La taille des planètes TRAPPIST-1 pourrait également contribuer à renforcer les arguments en faveur de l'habitabilité, bien que les recherches soient loin d'être concluantes. Ces planètes sont comparables à la Terre non seulement par leurs diamètres mais aussi par leurs masses. La détermination  de leurs masses a été possible grâce à leur regroupement autour de TRAPPIST-1 : serrées épaule contre épaule, elles se bousculent les unes les autres, ce qui a permis aux scientifiques de mesurer leur masses à partir de leurs perturbations gravitationnelles mutuelles. "Nous avons pu déduire leur tailles et leurs masses de manière très précise ", se réjouit Elsa Ducrot. « Cela signifie que nous connaissons aussi leurs densités de manière très précise, et elles suggèrent des compositions similaires à celle de la Terre ».

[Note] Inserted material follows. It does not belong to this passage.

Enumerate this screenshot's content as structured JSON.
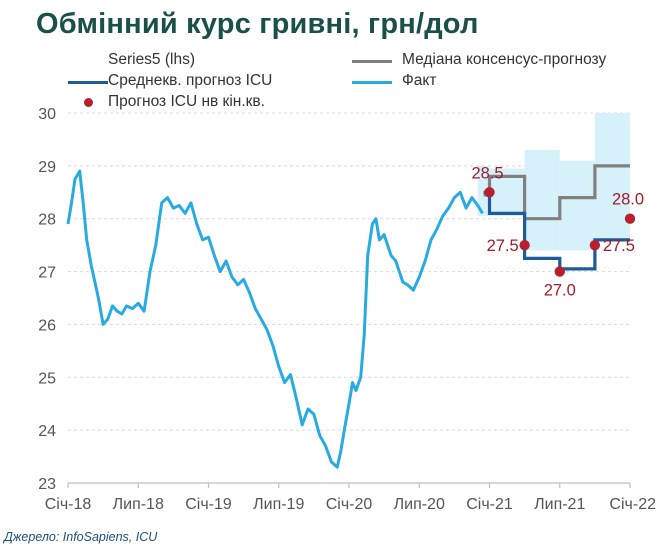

Pour Michaël Gillon, la portée sociétale de TRAPPIST-1 est un autre aspect positif de la découverte du système. "Nous avons vu TRAPPIST-1 inclus dans certaines œuvres artistiques ; dans la musique, des romans de science-fiction, des bandes dessinées. C'est vraiment quelque chose que nous avons beaucoup apprécié au cours de ces cinq années. C'est comme si ce système avait à présent sa vie propre au sein de l’imaginaire collectif".